不同恢复方式对硝化颗粒污泥活性的影响

利用SBR反应器培养的成熟好氧硝化颗粒污泥,进行了硝化颗粒污泥临界活性以及不同氨氮浓度及曝气时间对储存的好氧硝化颗粒污泥活性恢复的影响研究.结果表明,储存不同时间的硝化菌活性(SOUR,O2/VSS)差别较大,储存前硝化颗粒污泥硝化菌SOUR为13.15 mg·(g·h)-1,储存20 d的硝化菌SOUR下降了1.26 mg·(g·h)-1,恢复运行了5个周期,氨氮去除率已经达到95%以上,恢复后活性为13.87 mg·(g·h)-1.但储存30 d的硝化菌SOUR降了11.63 mg·(g·h)-1,恢复运行51个周期后,氨氮去除率才达到92.64%,恢复后活性为14.92 mg·(g·h)-1,同时这种储存方法恢复时间较长,因此提出硝化颗粒污泥的临界活性为当硝化菌SOUR开始下降时,进行活性恢复.在临界活性的基础上,采用当硝化菌SOUR下降到临界活性时实施恢复,之后进入下一个储存周期,这种储存方式即为动态储存.当进水氨氮浓度分别为20、30、40 mg·L-1时,进行颗粒污泥活性恢复,进水氨氮浓度为40 mg·L-1恢复后硝化菌活性最高,经过3次动态储存后,其活性保持良好.当曝气时间分别为1、2、3 h时,进行颗粒污泥活性恢复,曝气时间为1 h时恢复后硝化菌活性最高,在动态储存过程中其活性一直保持较高水平.

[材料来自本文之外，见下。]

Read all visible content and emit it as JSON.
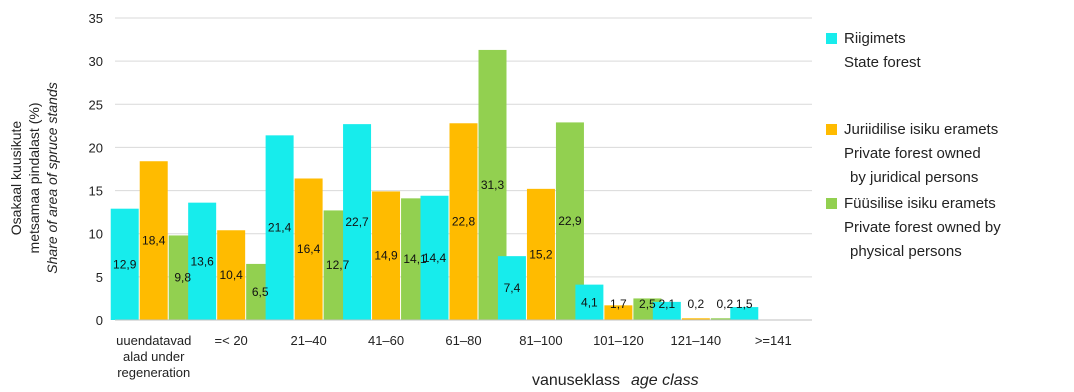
{
  "chart_data": {
    "type": "bar",
    "ylabel_line1": "Osakaal kuusikute",
    "ylabel_line2": "metsamaa pindalast (%)",
    "ylabel_line3": "Share of area of spruce stands",
    "xlabel_et": "vanuseklass",
    "xlabel_en": "age class",
    "ylim": [
      0,
      35
    ],
    "yticks": [
      0,
      5,
      10,
      15,
      20,
      25,
      30,
      35
    ],
    "grid": true,
    "legend_position": "right",
    "categories": [
      [
        "uuendatavad",
        "alad under",
        "regeneration"
      ],
      [
        "=< 20"
      ],
      [
        "21–40"
      ],
      [
        "41–60"
      ],
      [
        "61–80"
      ],
      [
        "81–100"
      ],
      [
        "101–120"
      ],
      [
        "121–140"
      ],
      [
        ">=141"
      ]
    ],
    "series": [
      {
        "name_line1": "Riigimets",
        "name_line2": "State forest",
        "color": "#17ecec",
        "values": [
          12.9,
          13.6,
          21.4,
          22.7,
          14.4,
          7.4,
          4.1,
          2.1,
          1.5
        ],
        "labels": [
          "12,9",
          "13,6",
          "21,4",
          "22,7",
          "14,4",
          "7,4",
          "4,1",
          "2,1",
          "1,5"
        ]
      },
      {
        "name_line1": "Juriidilise isiku eramets",
        "name_line2": "Private forest owned",
        "name_line3": "by juridical persons",
        "color": "#ffbb00",
        "values": [
          18.4,
          10.4,
          16.4,
          14.9,
          22.8,
          15.2,
          1.7,
          0.2,
          null
        ],
        "labels": [
          "18,4",
          "10,4",
          "16,4",
          "14,9",
          "22,8",
          "15,2",
          "1,7",
          "0,2",
          ""
        ]
      },
      {
        "name_line1": "Füüsilise isiku eramets",
        "name_line2": "Private forest owned by",
        "name_line3": "physical persons",
        "color": "#92d050",
        "values": [
          9.8,
          6.5,
          12.7,
          14.1,
          31.3,
          22.9,
          2.5,
          0.2,
          null
        ],
        "labels": [
          "9,8",
          "6,5",
          "12,7",
          "14,1",
          "31,3",
          "22,9",
          "2,5",
          "0,2",
          ""
        ]
      }
    ]
  }
}
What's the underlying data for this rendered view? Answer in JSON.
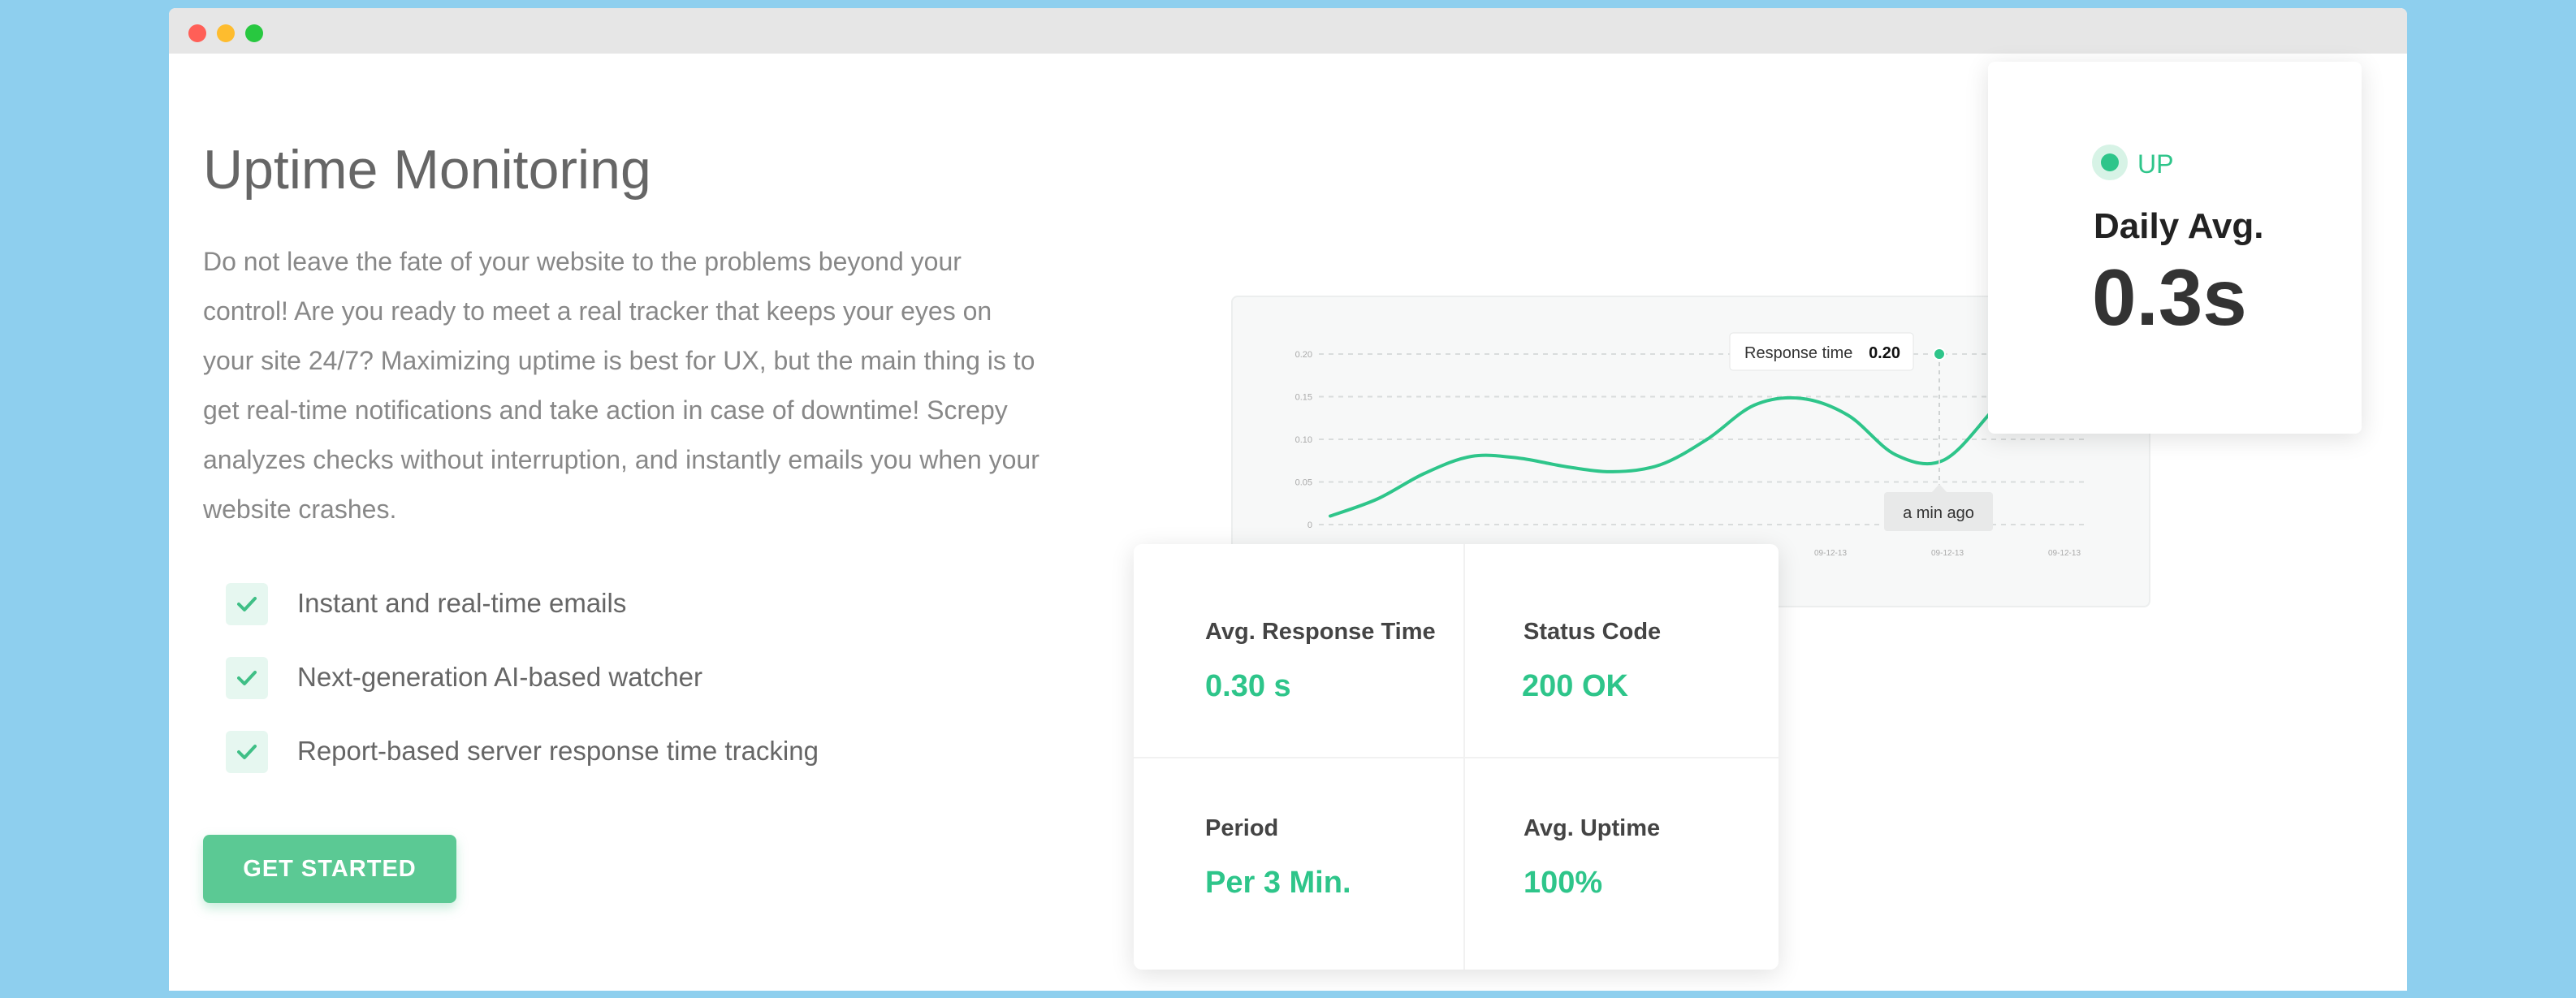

Influence of Different Recovery Methods on the Activity of Nitrification Granular Sludge

Aerobic nitrifying granule sludge cultivated in sequential batch reactor (SBR) was used to investigate the critical activity point of granules and the effect of different ammonia concentration and aeration time on reactivation after storage. The results showed that there was big difference in the activity (SOUR, O₂/VSS) of nitrifying bacteria after different storage time. The specific oxygen utilization rate (SOUR) of granules before storage was 13.15 mg·(g·h)^-1. After a storage period of 20 days, the SOUR decreased by 1.26 mg·(g·h)^-1, after 5 cycles of reactivation, the ammonia removal efficiency was already increased to 95% while the SOUR was recovered to 13.87 mg·(g·h)^-1. But after a storage period of 30 days, the SOUR decreased by 11.63 mg·(g·h)^-1, after 51 cycles of reactivation, the ammonia removal efficiecny only reached 92.64% while the SOUR was recovered to 14.92 mg·(g·h)^-1. Meanwhile, this storage method required a longer recovery time. Therefore, we put forward that the critical activity of denitrifying granular sludge should be the activity when activity recovery starts and the nitrifying bacteria SOUR begins to decline. On the basis of the critical activity, we began to restore the activity when the activity of the denitrifying bacteria was reduced to critical activity, and then started a new storage cycle. This storage method was named dynamic storage. Different influent ammonia concentrations of 20, 30 and 40 mg·L^-1 were applied to reactivate the aerobic granules. Highest SOUR could be achieved when fed with an ammonia concentration of 40 mg·L^-1 after reactivation. After three times of dynamic storage, the SOUR remained stable. Different aeration time of 1, 2 and 3 h was applied to reactivate the aerobic granules. Highest SOUR could be obtained when aeration time of 1 h was applied after reactivation and remained stable along with dynamic storage.